Tableau 1 : CINAR – Résultats financiers 1998-1994

1998 1998 1996 1995 1995 Croissance annuelle moyenne 1998-1994
Chiffre d’affaires (millions de dollars) 151 94 58 42 30 49 %
Bénéfice net (millions de dollars) 22 13 8 5 3 64 %
Flux de trésorerie générés par l’exploitation (millions de dollars) -27 -1 -15 6 -7
Actifs (millions de dollars) (30 novembre) 389 380 150 67 37 80 %
Cote boursière (novembre 1994 = 100) 1105 850 451 274 100 83 %

Or, selon la note 15 des états financiers 2002 de Cinar, les intérêts, les pénalités et les remboursements de réclamations fiscales indues ont totalisé plus de 10 millions de dollars, soit près de 45 % du bénéfice initialement déclaré en 1998.

L’absence de divulgation est aussi patente à la lecture des derniers états financiers annuels vérifiés avant l’éclatement du scandale (exercice terminé le 30 novembre 1998). Dans ces états financiers, la seule allusion à des opérations avec des parties apparentées a trait au paiement de certains loyers pour un montant de 945 000 $ en 1998. Une partie apparentée peut être un membre de l’équipe de direction, l’actionnaire contrôlant, un membre de sa famille immédiate ou une société dont il a le contrôle. Cependant, les états financiers de l’exercice 2001, publiés après le départ du couple Charest-Weinberg, mentionnent ce qui suit : «Certaines opérations entre la Société et des parties qui lui sont apparentées n’ont pas été correctement comptabilisées et présentées dans ses états financiers antérieurs.

En conséquence, des erreurs ont été commises à l’égard des éléments suivants dans les périodes antérieures : produits, coût des biens vendus, frais de vente, frais généraux et administratifs, amortissement des immobilisations, intérêts débiteurs, éléments exceptionnels, charge d’impôts sur le revenu, crédits d’impôt à recevoir, coûts de production, débiteurs de parties apparentées, immobilisations, créditeurs et charges à payer et impôts sur le revenu à recevoir.» (Cinar, note 1 des états financiers de l’exercice terminé le 30 novembre 2001.)

Ainsi, on apprend que les créances envers ces parties apparentées totalisaient plus de 29 millions de dollars en 2000 et que des débours de plusieurs millions avaient été effectués par Cinar au bénéfice de ces parties apparentées.
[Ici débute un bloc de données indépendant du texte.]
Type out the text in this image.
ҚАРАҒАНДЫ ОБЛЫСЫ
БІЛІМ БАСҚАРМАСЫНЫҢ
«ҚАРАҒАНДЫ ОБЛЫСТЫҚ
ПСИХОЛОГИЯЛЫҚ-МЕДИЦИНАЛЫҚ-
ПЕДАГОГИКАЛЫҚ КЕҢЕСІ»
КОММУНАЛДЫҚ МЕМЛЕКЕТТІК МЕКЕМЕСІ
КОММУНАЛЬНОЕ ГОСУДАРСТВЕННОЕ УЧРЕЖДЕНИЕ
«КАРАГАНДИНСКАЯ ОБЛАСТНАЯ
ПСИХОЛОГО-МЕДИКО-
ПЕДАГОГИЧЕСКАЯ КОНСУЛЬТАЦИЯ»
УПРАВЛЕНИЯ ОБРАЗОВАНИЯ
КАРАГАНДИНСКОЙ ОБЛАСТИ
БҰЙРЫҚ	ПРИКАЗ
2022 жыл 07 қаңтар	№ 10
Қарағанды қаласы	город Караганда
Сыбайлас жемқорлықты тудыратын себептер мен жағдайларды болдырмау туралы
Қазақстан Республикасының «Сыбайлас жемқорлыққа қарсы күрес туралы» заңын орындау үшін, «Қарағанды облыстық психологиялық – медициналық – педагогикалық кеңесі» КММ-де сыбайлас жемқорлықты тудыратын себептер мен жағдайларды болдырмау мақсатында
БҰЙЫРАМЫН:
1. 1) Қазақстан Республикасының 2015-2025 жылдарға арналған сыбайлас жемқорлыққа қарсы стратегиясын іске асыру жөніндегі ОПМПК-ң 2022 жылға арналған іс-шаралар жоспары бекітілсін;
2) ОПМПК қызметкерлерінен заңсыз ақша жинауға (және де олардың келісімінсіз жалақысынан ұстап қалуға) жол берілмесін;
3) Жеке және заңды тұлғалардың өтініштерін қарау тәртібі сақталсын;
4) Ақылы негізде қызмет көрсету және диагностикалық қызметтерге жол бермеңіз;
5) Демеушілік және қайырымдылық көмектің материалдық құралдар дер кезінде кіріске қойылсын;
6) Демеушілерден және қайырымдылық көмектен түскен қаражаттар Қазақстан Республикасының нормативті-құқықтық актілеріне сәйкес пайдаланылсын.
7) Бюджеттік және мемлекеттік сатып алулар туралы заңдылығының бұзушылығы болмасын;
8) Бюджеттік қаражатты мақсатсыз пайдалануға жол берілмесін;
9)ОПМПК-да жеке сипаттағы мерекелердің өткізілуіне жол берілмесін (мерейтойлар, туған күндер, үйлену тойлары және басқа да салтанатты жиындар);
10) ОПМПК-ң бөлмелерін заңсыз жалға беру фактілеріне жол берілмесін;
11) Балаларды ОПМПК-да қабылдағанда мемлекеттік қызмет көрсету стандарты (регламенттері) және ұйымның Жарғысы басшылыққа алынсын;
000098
Des pertes considérables et variées

Lorsque Cinar était à son apogée, elle présentait une capitalisation boursière de plus de 1,7 milliard de dollars. En quelques mois, à la suite de l’annonce des différentes allégations de fraude et de malversations, son action a lourdement chuté, passant de 44,50 $ à moins de 3 $. L’entreprise a finalement été acquise en 2004 par un groupe d’investisseurs pour 3,60 $ US par action, soit environ 10 % de la valeur la plus élevée qu’elle ait atteinte.

Les pertes subies par les actionnaires de Cinar, dont Micheline Charest et Ronald Weinberg sont les plus importants, s’avèrent donc considérables. Dans le seul cas de Cinar, plus d’un milliard de dollars de capitalisation boursière se sont évaporés en quelques mois. Toutefois, les actionnaires de Cinar s’en sortent mieux que la plupart des investisseurs d’autres sociétés canadiennes impliquées dans des fraudes.

Dans la plupart des fraudes commises par des dirigeants, les sociétés ou bien ont déclaré faillite et ont été liquidées, ou bien ont subi une restructuration judiciaire dans laquelle les actionnaires ont tout perdu. Par exemple, le groupe de presse Hollinger, la société contrôlée par Conrad Black, est en liquidation.

La société Livent, présidée par Garth Drabinsky, a fait faillite. Dans ces deux cas, les P.D.G. ont été reconnus coupables et condamnés pour fraude et les actionnaires et les créanciers ont quasiment tout perdu (Magnan et al., 2008).

Outre les pertes subies par les investisseurs, les fraudes financières commises par les dirigeants causent un tort énorme à de nombreuses autres parties prenantes. Les employés et les administrateurs de ces organisations perdent leur emploi et, dans certains cas, leur réputation. Pour plusieurs également, il s’agit d’une carrière brisée qui risque de peser lourd pour eux pendant longtemps.

Les fournisseurs de ces entreprises perdent également lorsqu’ils continuent d’approvisionner une entreprise dont les états financiers maquillent une situation précaire. Les gouvernements peuvent aussi y perdre les crédits qu’ils ont pu accorder à ces sociétés. Par exemple, Cinar a bénéficié de millions de dollars en différents crédits gouvernementaux.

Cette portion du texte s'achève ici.